La Presse — Au cœur des bouleversements qui secouent l’économie mondiale, la Tunisie peut trouver sa voie. Les vulnérabilités inhérentes à une économie internationale en pleine recomposition, auxquelles elle est exposée, peuvent en effet être transformées en opportunités.

Tel est, en somme, le constat présenté par la directrice du Laboratoire d’intégration économique internationale, Fatma Marrakchi, lors du 1er congrès international de l’Itceq, tenu récemment à Tunis. Intervenant dans le cadre d’un débat sur «les défis de la politique économique à l’épreuve des grandes mutations», l’économiste a dressé le portrait d’une économie mondiale secouée par de profonds changements.

Celle-ci traverse aujourd’hui un moment charnière, marqué par la décomposition du paysage commercial au profit d’une nouvelle configuration. Trois transformations majeures sous-tendent cette recomposition : la fragmentation géoéconomique, la transition énergétique accélérée et la révolution technologique.

Une fragmentation des chaînes de valeur mondiales

Contrairement aux années 90, période durant laquelle le monde a connu l’essor des chaînes de valeur et un commerce international très florissant (les exportations mondiales ayant crû 4,4 fois plus vite que le PIB entre 1990 et 1995), le paysage des échanges se recompose aujourd’hui sous l’effet d’une fragmentation géoéconomique bien réelle.

Cette fragmentation, souligne l’économiste, est alimentée par des tensions géopolitiques exacerbées par des rivalités technologiques, mais aussi par des politiques industrielles interventionnistes et une transition énergétique qui redéfinit les règles du commerce international. Pour autant, fragmentation ne signifie pas fin des échanges, précise-t-elle.

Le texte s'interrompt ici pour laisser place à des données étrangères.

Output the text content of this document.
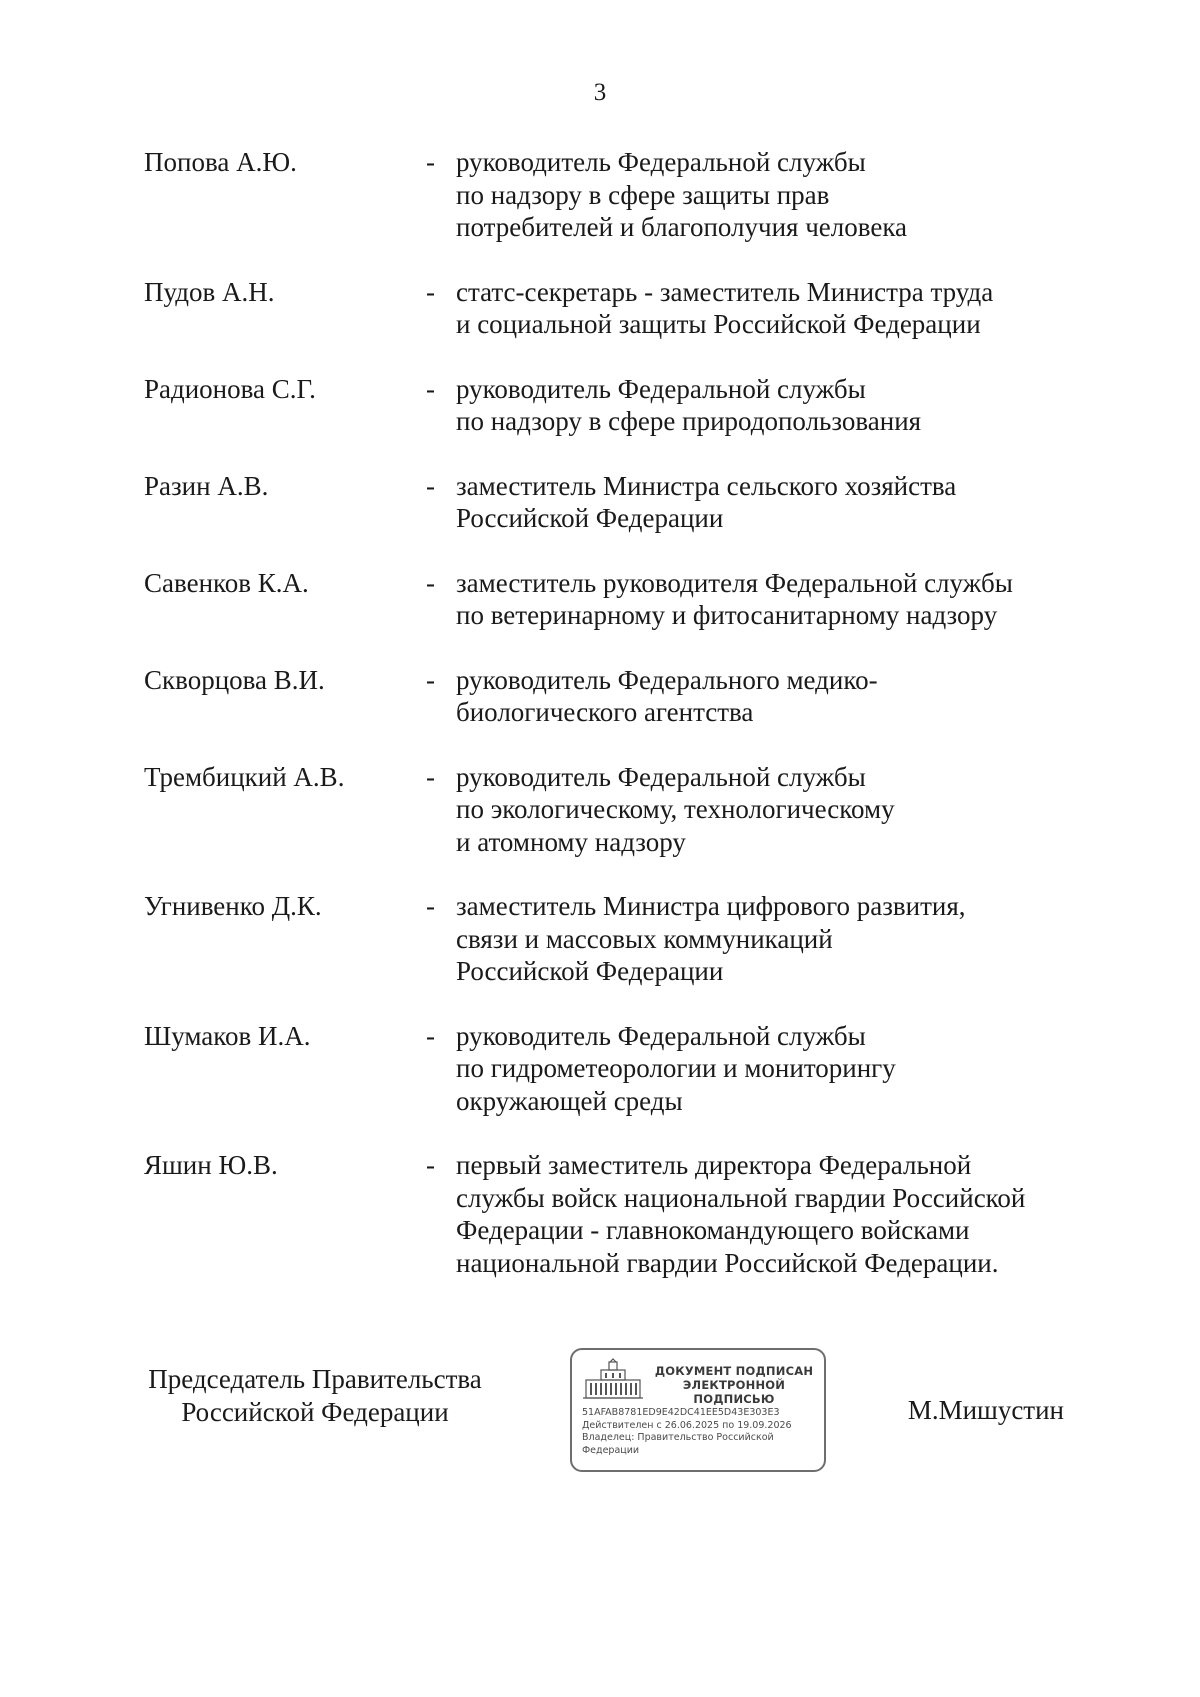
3
Попова А.Ю.	- руководитель Федеральной службы
по надзору в сфере защиты прав
потребителей и благополучия человека
Пудов А.Н.	- статс-секретарь - заместитель Министра труда
и социальной защиты Российской Федерации
Радионова С.Г.	- руководитель Федеральной службы
по надзору в сфере природопользования
Разин А.В.	- заместитель Министра сельского хозяйства
Российской Федерации
Савенков К.А.	- заместитель руководителя Федеральной службы
по ветеринарному и фитосанитарному надзору
Скворцова В.И.	- руководитель Федерального медико-
биологического агентства
Трембицкий А.В.	- руководитель Федеральной службы
по экологическому, технологическому
и атомному надзору
Угнивенко Д.К.	- заместитель Министра цифрового развития,
связи и массовых коммуникаций
Российской Федерации
Шумаков И.А.	- руководитель Федеральной службы
по гидрометеорологии и мониторингу
окружающей среды
Яшин Ю.В.	- первый заместитель директора Федеральной
службы войск национальной гвардии Российской
Федерации - главнокомандующего войсками
национальной гвардии Российской Федерации.
Председатель Правительства
Российской Федерации
ДОКУМЕНТ ПОДПИСАН
ЭЛЕКТРОННОЙ ПОДПИСЬЮ
51AFAB8781ED9E42DC41EE5D43E303E3
Действителен с 26.06.2025 по 19.09.2026
Владелец: Правительство Российской
Федерации
М.Мишустин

Il s’agit d’une recomposition, portée par la régionalisation des chaînes de valeur (rapprochement des chaînes d’approvisionnement, ou nearshoring) et leur sécurisation, aujourd’hui prioritaire sur l’efficience, via le friendshoring. 

Selon Marrakchi, ces changements, devenus évidents, marquent la fin d’une « stabilité hégémonique». «Dans les années 1990, l’Europe accaparait 45 % du commerce mondial, l’Amérique du Nord 18 % et l’Asie 25 %. Le centre économique du monde se situait alors en Europe, en Amérique du Nord et autour de la Méditerranée.

Aujourd’hui, les échanges se sont recomposés autrement : la part de l’Europe est tombée à 36 %, celle de l’Amérique du Nord à 13 %, tandis que celle l’Asie atteint 35 %, notamment grâce à la Chine. Le centre de gravité de l’économie mondiale s’est déplacé vers l’Est », a-t-elle souligné.

De profonds changements 

La transition énergétique accélérée, et plus largement la transition écologique, constitue également un facteur clé de cette recomposition, en agissant directement sur la compétitivité mondiale et celle des entreprises, estime l’économiste. Les pays avancés imposent désormais des normes climatiques et environnementales de plus en plus strictes.

Le Macf et le paquet Fit for 55 en Europe, ou encore l’IRA (Inflation Reduction Act) introduit aux États-Unis pour soutenir les industries vertes, sont autant de nouvelles réglementations qui impactent la compétitivité globale. 

Selon Marrakchi, la Tunisie, dont 70 % des exportations sont destinées à l’Union européenne, devra s’adapter et investir massivement dans les énergies renouvelables et l’efficacité énergétique, afin d’éviter une taxation carbone punitive.

Enfin, la révolution technologique, incluant la digitalisation, l’intelligence artificielle et la souveraineté industrielle, devenues aujourd’hui des priorités pour les États, génère de profondes implications économiques à l’échelle mondiale.

Le monde s’oriente désormais vers une économie plus coûteuse mais aussi plus lente, explique l’économiste, car les pays privilégient la sécurisation.

Selon Marrakchi, la sécurisation des approvisionnements et la diversification des fournisseurs, visant à constituer davantage de stocks, deviennent les piliers d’une stratégie qui réduit les risques, certes, mais qui demeure plus coûteuse, contribuant à la persistance de tensions inflationnistes et à l’exacerbation de la concurrence en vue d’attirer les industries stratégiques.

L’économiste affirme que, dans ce contexte, les politiques économiques devront arbitrer entre trois impératifs clés : la souveraineté, la compétitivité et la stabilité macroéconomique.